Pourquoi êtes-vous devenue chirurgien-dentiste, quelle a été votre formation ?
Anne Claisse : Le chirurgien-dentiste qui me soignait quand j’étais enfant – et que j’ai à l’occasion mordu par vengeance ! – était toujours débordé. Sous prétexte d’être un ami de mon père, il se permettait de me faire attendre sans vergogne tous les jeudis après-midi durant des heures et finissait souvent par me dire de revenir la semaine suivante. Au bout de quelques semaines, trouvant la situation injuste, je me rebelle et je lui dis que j’en ai assez d’attendre pour rien. Il me propose alors d’aller voir son prothésiste au laboratoire afin de m’occuper. Didier – c’était, je m’en souviens, son prénom – m’a accueilli dans son « antre », m’expliquant avec patience, moult détails et démonstration à l’appui, que l’on sculpte les prothèses comme les objets d’art ou les bijoux. J’ai découvert avec étonnement et intérêt le processus de la cire perdue. Une révélation. Ce même jour inoubliable, fascinée et impatiente d’essayer, je crée « ma première œuvre » que je ramène, pas peu fière, quelques heures plus tard comme un trophée à la maison. Sans complexe, j’annonce triomphalement à qui veut l’entendre que je serai sculpteur ou dentiste. Ce n’était pas une lubie d’enfant et c’est devenu une idée fixe… C’est ainsi que ma vocation s’est imposée à l’âge de 10 ans, d’une façon très simple mais déterminante.

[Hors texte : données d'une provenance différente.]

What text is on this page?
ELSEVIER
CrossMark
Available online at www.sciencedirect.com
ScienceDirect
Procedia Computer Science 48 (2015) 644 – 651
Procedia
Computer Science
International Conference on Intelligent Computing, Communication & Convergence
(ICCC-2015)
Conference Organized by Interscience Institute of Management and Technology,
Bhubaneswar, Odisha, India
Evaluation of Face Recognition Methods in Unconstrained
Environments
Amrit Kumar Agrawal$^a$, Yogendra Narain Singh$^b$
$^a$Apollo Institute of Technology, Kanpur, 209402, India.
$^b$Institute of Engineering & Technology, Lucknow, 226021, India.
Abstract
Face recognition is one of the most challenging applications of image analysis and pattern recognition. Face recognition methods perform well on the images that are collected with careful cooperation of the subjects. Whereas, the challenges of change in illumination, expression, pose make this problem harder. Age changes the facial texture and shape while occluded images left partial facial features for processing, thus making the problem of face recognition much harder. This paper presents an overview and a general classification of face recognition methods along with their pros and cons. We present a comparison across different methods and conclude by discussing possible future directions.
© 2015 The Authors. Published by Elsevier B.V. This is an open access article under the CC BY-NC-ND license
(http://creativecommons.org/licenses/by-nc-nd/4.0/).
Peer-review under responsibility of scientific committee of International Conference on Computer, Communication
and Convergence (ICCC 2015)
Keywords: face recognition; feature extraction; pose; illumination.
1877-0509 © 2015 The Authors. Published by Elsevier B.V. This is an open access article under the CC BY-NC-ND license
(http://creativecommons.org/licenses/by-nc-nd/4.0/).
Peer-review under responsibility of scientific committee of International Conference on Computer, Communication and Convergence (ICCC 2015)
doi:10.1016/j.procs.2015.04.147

Par ailleurs, issue d’une famille médicale, j’étais imprégnée de cette culture, mais j’avais aussi indéniablement un côté fantaisiste et créatif. La chirurgie dentaire est certes une profession de santé, mais elle nécessite des aptitudes manuelles et des capacités artistiques. Ainsi, elle s’est vite imposée comme la profession qui me convenait le mieux.

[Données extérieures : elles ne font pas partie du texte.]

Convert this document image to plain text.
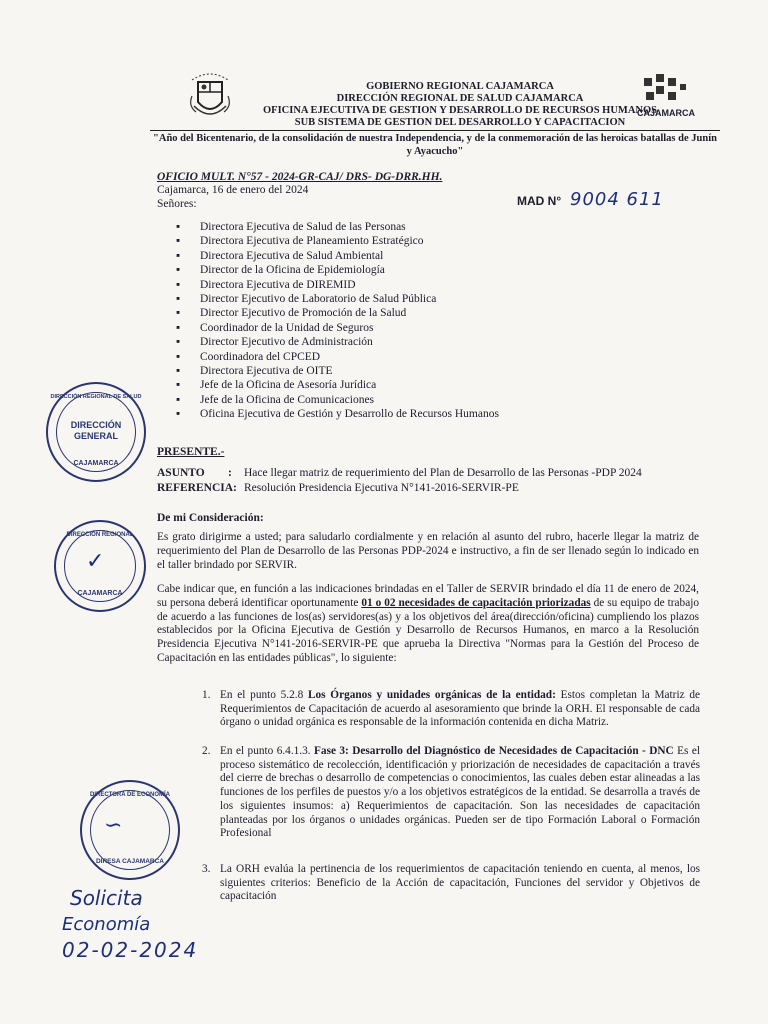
GOBIERNO REGIONAL CAJAMARCA
DIRECCIÓN REGIONAL DE SALUD CAJAMARCA
OFICINA EJECUTIVA DE GESTION Y DESARROLLO DE RECURSOS HUMANOS
SUB SISTEMA DE GESTION DEL DESARROLLO Y CAPACITACION
CAJAMARCA
"Año del Bicentenario, de la consolidación de nuestra Independencia, y de la conmemoración de las heroicas batallas de Junín y Ayacucho"
OFICIO MULT. N°57 - 2024-GR-CAJ/ DRS- DG-DRR.HH.
Cajamarca, 16 de enero del 2024
MAD N° 9004 611
Señores:
▪ Directora Ejecutiva de Salud de las Personas
▪ Directora Ejecutiva de Planeamiento Estratégico
▪ Directora Ejecutiva de Salud Ambiental
▪ Director de la Oficina de Epidemiología
▪ Directora Ejecutiva de DIREMID
▪ Director Ejecutivo de Laboratorio de Salud Pública
▪ Director Ejecutivo de Promoción de la Salud
▪ Coordinador de la Unidad de Seguros
▪ Director Ejecutivo de Administración
▪ Coordinadora del CPCED
▪ Directora Ejecutiva de OITE
▪ Jefe de la Oficina de Asesoría Jurídica
▪ Jefe de la Oficina de Comunicaciones
▪ Oficina Ejecutiva de Gestión y Desarrollo de Recursos Humanos
DIRECCIÓN REGIONAL DE SALUD
DIRECCIÓN GENERAL
CAJAMARCA
PRESENTE.-
ASUNTO : Hace llegar matriz de requerimiento del Plan de Desarrollo de las Personas -PDP 2024
REFERENCIA: Resolución Presidencia Ejecutiva N°141-2016-SERVIR-PE
De mi Consideración:
DIRECCIÓN REGIONAL
✓
CAJAMARCA
Es grato dirigirme a usted; para saludarlo cordialmente y en relación al asunto del rubro, hacerle llegar la matriz de requerimiento del Plan de Desarrollo de las Personas PDP-2024 e instructivo, a fin de ser llenado según lo indicado en el taller brindado por SERVIR.
Cabe indicar que, en función a las indicaciones brindadas en el Taller de SERVIR brindado el día 11 de enero de 2024, su persona deberá identificar oportunamente 01 o 02 necesidades de capacitación priorizadas de su equipo de trabajo de acuerdo a las funciones de los(as) servidores(as) y a los objetivos del área(dirección/oficina) cumpliendo los plazos establecidos por la Oficina Ejecutiva de Gestión y Desarrollo de Recursos Humanos, en marco a la Resolución Presidencia Ejecutiva N°141-2016-SERVIR-PE que aprueba la Directiva "Normas para la Gestión del Proceso de Capacitación en las entidades públicas", lo siguiente:
1. En el punto 5.2.8 Los Órganos y unidades orgánicas de la entidad: Estos completan la Matriz de Requerimientos de Capacitación de acuerdo al asesoramiento que brinde la ORH. El responsable de cada órgano o unidad orgánica es responsable de la información contenida en dicha Matriz.
2. En el punto 6.4.1.3. Fase 3: Desarrollo del Diagnóstico de Necesidades de Capacitación - DNC Es el proceso sistemático de recolección, identificación y priorización de necesidades de capacitación a través del cierre de brechas o desarrollo de competencias o conocimientos, las cuales deben estar alineadas a las funciones de los perfiles de puestos y/o a los objetivos estratégicos de la entidad. Se desarrolla a través de los siguientes insumos: a) Requerimientos de capacitación. Son las necesidades de capacitación planteadas por los órganos o unidades orgánicas. Pueden ser de tipo Formación Laboral o Formación Profesional
3. La ORH evalúa la pertinencia de los requerimientos de capacitación teniendo en cuenta, al menos, los siguientes criterios: Beneficio de la Acción de capacitación, Funciones del servidor y Objetivos de capacitación
DIRECTORA DE ECONOMÍA
∽
DIRESA CAJAMARCA
Solicita
Economía
02-02-2024
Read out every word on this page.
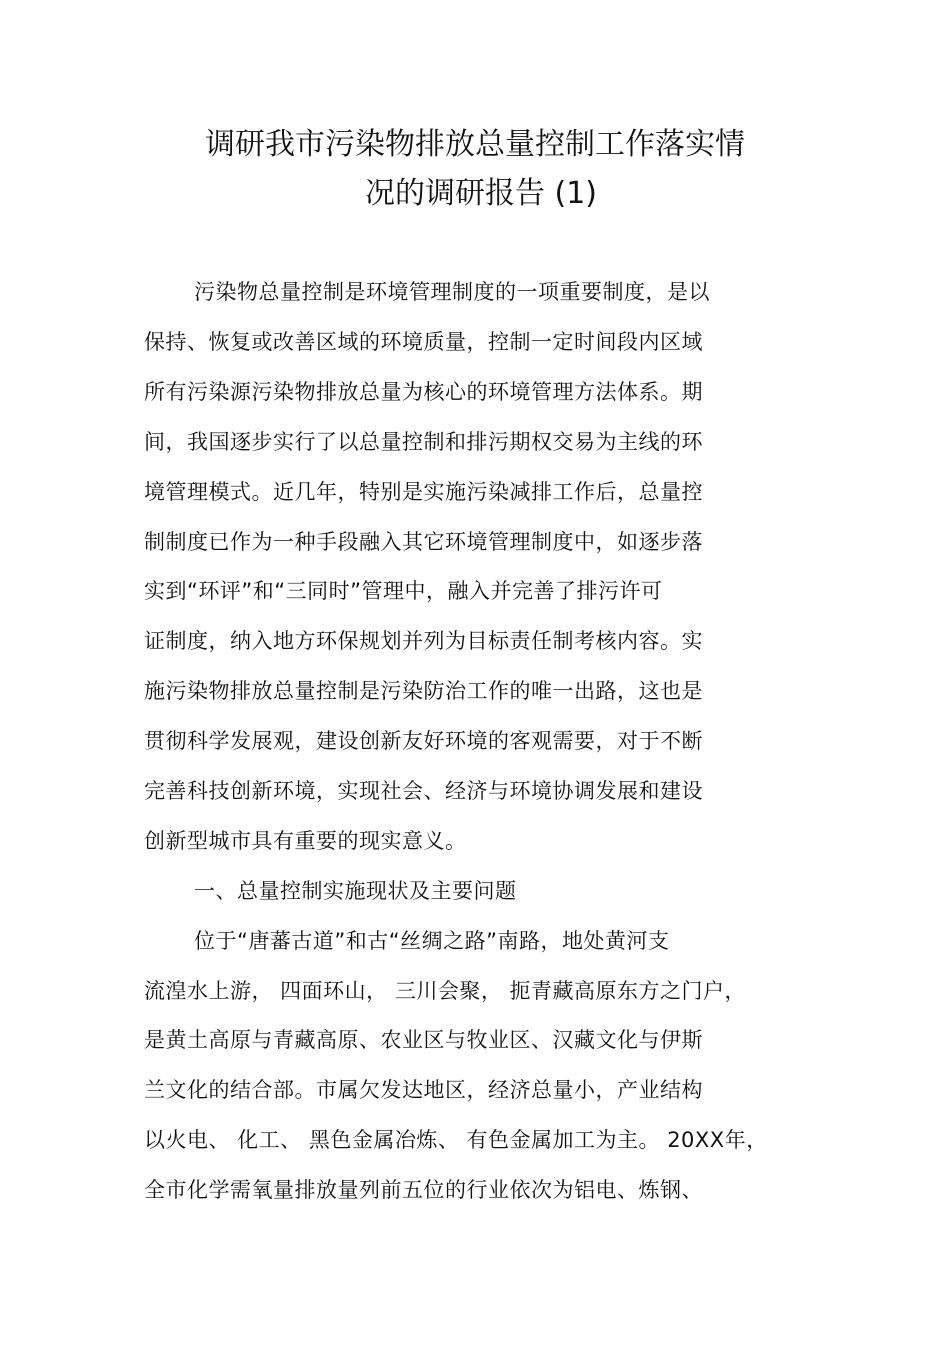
调研我市污染物排放总量控制工作落实情
况的调研报告 (1)
污染物总量控制是环境管理制度的一项重要制度，是以
保持、恢复或改善区域的环境质量，控制一定时间段内区域
所有污染源污染物排放总量为核心的环境管理方法体系。期
间，我国逐步实行了以总量控制和排污期权交易为主线的环
境管理模式。近几年，特别是实施污染减排工作后，总量控
制制度已作为一种手段融入其它环境管理制度中，如逐步落
实到“环评”和“三同时”管理中，融入并完善了排污许可
证制度，纳入地方环保规划并列为目标责任制考核内容。实
施污染物排放总量控制是污染防治工作的唯一出路，这也是
贯彻科学发展观，建设创新友好环境的客观需要，对于不断
完善科技创新环境，实现社会、经济与环境协调发展和建设
创新型城市具有重要的现实意义。
一、总量控制实施现状及主要问题
位于“唐蕃古道”和古“丝绸之路”南路，地处黄河支
流湟水上游， 四面环山， 三川会聚， 扼青藏高原东方之门户，
是黄土高原与青藏高原、农业区与牧业区、汉藏文化与伊斯
兰文化的结合部。市属欠发达地区，经济总量小，产业结构
以火电、 化工、 黑色金属冶炼、 有色金属加工为主。 20XX年，
全市化学需氧量排放量列前五位的行业依次为铝电、炼钢、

C’est dans ce contexte, qu’à l’issue de mon P1, je me suis inscrite à la Faculté de Chirurgie Dentaire de Lille, au grand regret de mon père, professeur d’anatomo-pathologie et Chef du service de pneumologie qui ne cautionnait pas ce choix. Mon cursus universitaire s’est effectué tout à fait classiquement. Parallèlement à mes études dentaires, déjà obnubilée par les micro-organismes, je valide un CES de virologie et de bactériologie… et je passe mon temps libre à la sculpture de bijoux.

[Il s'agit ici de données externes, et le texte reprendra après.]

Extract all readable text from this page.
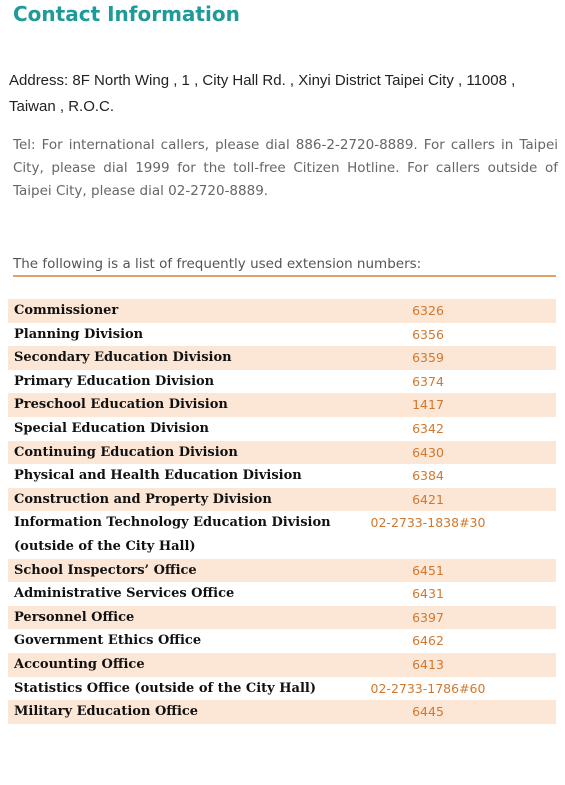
Contact Information
Address: 8F North Wing , 1 , City Hall Rd. , Xinyi District Taipei City , 11008 , Taiwan , R.O.C.
Tel: For international callers, please dial 886-2-2720-8889. For callers in Taipei City, please dial 1999 for the toll-free Citizen Hotline. For callers outside of Taipei City, please dial 02-2720-8889.
The following is a list of frequently used extension numbers:
Commissioner	6326
Planning Division	6356
Secondary Education Division	6359
Primary Education Division	6374
Preschool Education Division	1417
Special Education Division	6342
Continuing Education Division	6430
Physical and Health Education Division	6384
Construction and Property Division	6421
Information Technology Education Division (outside of the City Hall)	02-2733-1838#30
School Inspectors’ Office	6451
Administrative Services Office	6431
Personnel Office	6397
Government Ethics Office	6462
Accounting Office	6413
Statistics Office (outside of the City Hall)	02-2733-1786#60
Military Education Office	6445
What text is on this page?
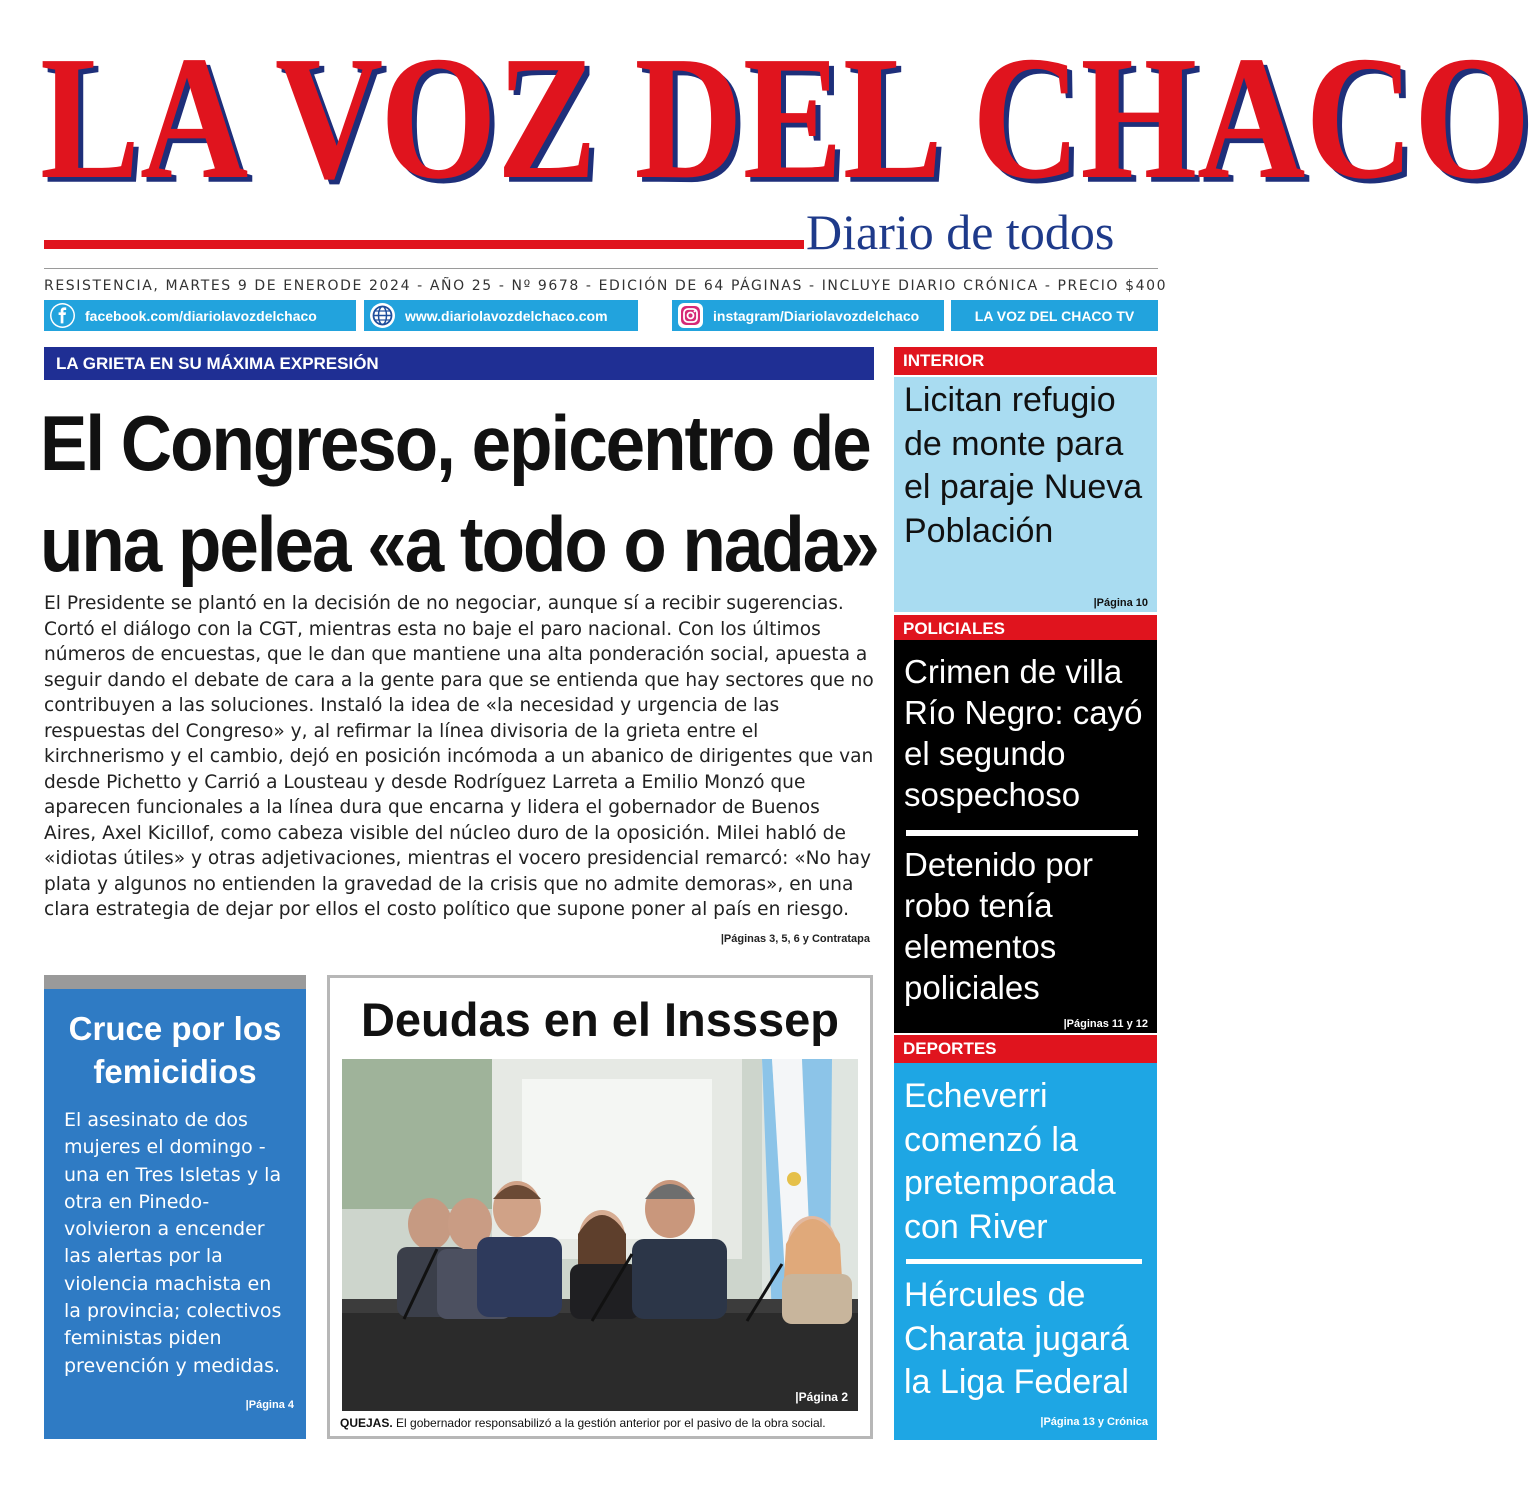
LA VOZ DEL CHACO
Diario de todos
RESISTENCIA, MARTES 9 DE ENERODE 2024 - AÑO 25 - Nº 9678 - EDICIÓN DE 64 PÁGINAS - INCLUYE DIARIO CRÓNICA - PRECIO $400
facebook.com/diariolavozdelchaco	www.diariolavozdelchaco.com	instagram/Diariolavozdelchaco	LA VOZ DEL CHACO TV
LA GRIETA EN SU MÁXIMA EXPRESIÓN
El Congreso, epicentro de una pelea «a todo o nada»
El Presidente se plantó en la decisión de no negociar, aunque sí a recibir sugerencias. Cortó el diálogo con la CGT, mientras esta no baje el paro nacional. Con los últimos números de encuestas, que le dan que mantiene una alta ponderación social, apuesta a seguir dando el debate de cara a la gente para que se entienda que hay sectores que no contribuyen a las soluciones. Instaló la idea de «la necesidad y urgencia de las respuestas del Congreso» y, al refirmar la línea divisoria de la grieta entre el kirchnerismo y el cambio, dejó en posición incómoda a un abanico de dirigentes que van desde Pichetto y Carrió a Lousteau y desde Rodríguez Larreta a Emilio Monzó que aparecen funcionales a la línea dura que encarna y lidera el gobernador de Buenos Aires, Axel Kicillof, como cabeza visible del núcleo duro de la oposición. Milei habló de «idiotas útiles» y otras adjetivaciones, mientras el vocero presidencial remarcó: «No hay plata y algunos no entienden la gravedad de la crisis que no admite demoras», en una clara estrategia de dejar por ellos el costo político que supone poner al país en riesgo.
|Páginas 3, 5, 6 y Contratapa
Cruce por los femicidios
El asesinato de dos mujeres el domingo - una en Tres Isletas y la otra en Pinedo- volvieron a encender las alertas por la violencia machista en la provincia; colectivos feministas piden prevención y medidas.
|Página 4
Deudas en el Insssep
|Página 2
QUEJAS. El gobernador responsabilizó a la gestión anterior por el pasivo de la obra social.
INTERIOR
Licitan refugio de monte para el paraje Nueva Población
|Página 10
POLICIALES
Crimen de villa Río Negro: cayó el segundo sospechoso
Detenido por robo tenía elementos policiales
|Páginas 11 y 12
DEPORTES
Echeverri comenzó la pretemporada con River
Hércules de Charata jugará la Liga Federal
|Página 13 y Crónica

Diplômée, je déplore qu’il n’y ait pas dans notre spécialité l’équivalent de la médecine interne car, consciente de mes limites, je souhaite approfondir mes connaissances pluridisciplinaires. J’enchaîne donc les CES d’orthodontie, de chirurgie buccale et de multiples formations en endodontie, puis je m’installe en omnipratique en 1974.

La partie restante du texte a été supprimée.